With regards to “time in the air,” insurance carriers are concerned about two issues:

  • Is the pilot flying regularly? Do they fly a minimum number of hours per year? The carrier feels that a person that flies sporadically is a greater risk that a person who actually spends some time in the air.

  • Excessive time in the air can pose a problem, as well. Most carriers don’t want to see a pilot flying more than 150 to 200 hours per year, although there are some that will consider up to 300 hours per year.
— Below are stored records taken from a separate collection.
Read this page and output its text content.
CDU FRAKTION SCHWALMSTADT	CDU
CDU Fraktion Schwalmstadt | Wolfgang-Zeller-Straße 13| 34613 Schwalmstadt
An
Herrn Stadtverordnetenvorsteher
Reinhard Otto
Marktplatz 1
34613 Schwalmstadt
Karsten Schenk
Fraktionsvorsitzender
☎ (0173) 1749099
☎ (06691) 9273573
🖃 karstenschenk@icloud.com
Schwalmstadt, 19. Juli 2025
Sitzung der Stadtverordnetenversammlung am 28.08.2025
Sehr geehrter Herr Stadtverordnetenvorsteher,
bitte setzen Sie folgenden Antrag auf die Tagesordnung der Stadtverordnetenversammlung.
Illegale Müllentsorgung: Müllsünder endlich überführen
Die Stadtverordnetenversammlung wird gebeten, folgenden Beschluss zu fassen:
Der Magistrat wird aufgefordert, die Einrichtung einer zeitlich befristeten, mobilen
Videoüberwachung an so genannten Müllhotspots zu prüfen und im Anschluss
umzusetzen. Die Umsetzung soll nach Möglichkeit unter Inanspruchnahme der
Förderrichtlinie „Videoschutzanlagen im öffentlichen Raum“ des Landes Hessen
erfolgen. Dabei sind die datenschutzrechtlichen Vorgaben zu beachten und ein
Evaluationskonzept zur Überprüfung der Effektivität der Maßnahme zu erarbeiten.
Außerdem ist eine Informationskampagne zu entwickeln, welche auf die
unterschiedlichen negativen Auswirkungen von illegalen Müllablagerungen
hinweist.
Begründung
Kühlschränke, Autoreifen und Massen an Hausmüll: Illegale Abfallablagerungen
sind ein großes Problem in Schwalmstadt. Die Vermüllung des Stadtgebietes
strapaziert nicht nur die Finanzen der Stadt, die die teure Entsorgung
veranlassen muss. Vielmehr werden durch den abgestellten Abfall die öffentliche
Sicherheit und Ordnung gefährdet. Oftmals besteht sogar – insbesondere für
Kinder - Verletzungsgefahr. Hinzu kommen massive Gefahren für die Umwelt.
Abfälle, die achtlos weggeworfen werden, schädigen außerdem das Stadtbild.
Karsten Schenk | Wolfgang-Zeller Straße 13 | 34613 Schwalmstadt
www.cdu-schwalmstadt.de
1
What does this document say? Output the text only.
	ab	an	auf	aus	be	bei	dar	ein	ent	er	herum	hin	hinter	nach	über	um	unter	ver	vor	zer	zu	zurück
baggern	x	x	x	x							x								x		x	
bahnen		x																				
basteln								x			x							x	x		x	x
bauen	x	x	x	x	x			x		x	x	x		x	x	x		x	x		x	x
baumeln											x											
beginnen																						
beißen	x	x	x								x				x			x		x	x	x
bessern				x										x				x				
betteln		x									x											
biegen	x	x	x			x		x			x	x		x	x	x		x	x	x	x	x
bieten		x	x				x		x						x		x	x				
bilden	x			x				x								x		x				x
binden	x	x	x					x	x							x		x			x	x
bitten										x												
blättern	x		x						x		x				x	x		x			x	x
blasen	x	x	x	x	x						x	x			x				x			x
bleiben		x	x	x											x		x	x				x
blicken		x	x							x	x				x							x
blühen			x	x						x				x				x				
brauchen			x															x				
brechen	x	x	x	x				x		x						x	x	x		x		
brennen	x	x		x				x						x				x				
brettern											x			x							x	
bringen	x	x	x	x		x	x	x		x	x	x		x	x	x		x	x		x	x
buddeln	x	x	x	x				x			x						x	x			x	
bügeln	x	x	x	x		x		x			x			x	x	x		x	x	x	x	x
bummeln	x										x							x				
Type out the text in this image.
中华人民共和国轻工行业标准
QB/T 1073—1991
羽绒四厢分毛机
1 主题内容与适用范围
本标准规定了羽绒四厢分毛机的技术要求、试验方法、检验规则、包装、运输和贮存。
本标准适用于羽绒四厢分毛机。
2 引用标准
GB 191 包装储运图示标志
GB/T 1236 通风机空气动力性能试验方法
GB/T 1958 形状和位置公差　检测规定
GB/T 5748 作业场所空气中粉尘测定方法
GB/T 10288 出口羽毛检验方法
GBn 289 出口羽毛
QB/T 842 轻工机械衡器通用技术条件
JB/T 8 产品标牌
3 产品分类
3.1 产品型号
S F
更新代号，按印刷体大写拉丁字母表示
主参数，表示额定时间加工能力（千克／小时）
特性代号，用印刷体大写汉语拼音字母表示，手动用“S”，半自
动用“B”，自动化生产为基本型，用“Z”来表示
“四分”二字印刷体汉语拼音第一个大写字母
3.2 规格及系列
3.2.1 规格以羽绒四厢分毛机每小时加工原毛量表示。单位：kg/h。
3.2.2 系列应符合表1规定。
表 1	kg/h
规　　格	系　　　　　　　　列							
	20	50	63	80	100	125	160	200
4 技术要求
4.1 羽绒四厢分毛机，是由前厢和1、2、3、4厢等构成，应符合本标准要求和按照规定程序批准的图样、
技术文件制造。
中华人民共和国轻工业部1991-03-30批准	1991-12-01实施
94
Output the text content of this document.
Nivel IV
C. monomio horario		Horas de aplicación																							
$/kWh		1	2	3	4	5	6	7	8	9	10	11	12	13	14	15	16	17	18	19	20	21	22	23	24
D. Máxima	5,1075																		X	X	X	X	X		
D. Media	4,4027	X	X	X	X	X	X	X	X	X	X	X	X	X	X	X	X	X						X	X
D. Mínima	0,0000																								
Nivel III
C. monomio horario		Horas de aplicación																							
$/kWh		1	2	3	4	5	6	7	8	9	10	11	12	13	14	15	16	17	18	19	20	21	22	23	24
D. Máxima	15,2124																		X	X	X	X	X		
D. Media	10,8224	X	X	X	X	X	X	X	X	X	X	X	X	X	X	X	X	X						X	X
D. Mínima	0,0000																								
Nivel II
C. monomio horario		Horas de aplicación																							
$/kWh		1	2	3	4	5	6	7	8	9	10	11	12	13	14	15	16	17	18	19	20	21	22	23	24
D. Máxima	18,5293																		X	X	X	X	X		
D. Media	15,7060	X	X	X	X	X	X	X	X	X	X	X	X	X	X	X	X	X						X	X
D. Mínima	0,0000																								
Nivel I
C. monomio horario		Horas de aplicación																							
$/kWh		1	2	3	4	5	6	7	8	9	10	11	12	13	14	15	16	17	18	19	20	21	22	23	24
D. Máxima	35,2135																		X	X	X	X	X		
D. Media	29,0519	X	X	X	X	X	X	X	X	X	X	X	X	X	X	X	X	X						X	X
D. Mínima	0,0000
Flying more than this will have a detrimental effect on the offer.

Instrument flight rating

Perhaps the greatest single item that will help improve an offer for a pilot would be for them to have an instrument flight rating (IFR).

An IFR is the qualification that a pilot must have in order to fly an aircraft using only the instruments as opposed to flying the plane visually.

It requires additional training and instruction beyond what is required for a private pilot certificate or commercial pilot certificate, including rules and procedures specific to instrument flying, additional instruction in meteorology, and more intensive training in flight solely by reference to instruments.

The reason the IFR is so important is that most general aviation accidents involve some kind of pilot error.

There are many factors that can contribute to this, and as was previously mentioned, bad weather is the number one culprit.

Since 75% of weather-related accidents are fatal, the IFR becomes vitally important for a pilot to operate in bad weather conditions and/or conditions where flying the plane visually is not possible.

Life insurance underwriting for pilots

This is just a brief overview of what an underwriter will be looking at.

Where you send the pilots’ life insurance application is just as important as the aviation risks themselves.

Life carriers are literally all over the board with what they will offer.

The fact is that there is not one other single item in the underwriting process that has as many individual items that are considered.

The bottom line is that when your client is a pilot, you need to run the case specifics by your General Agent to select the right carrier.

In this case, it’s not a choice but a necessity – never “fly” by the seat of your pants!

What unique challenges have you experienced when seeking to insure pilots?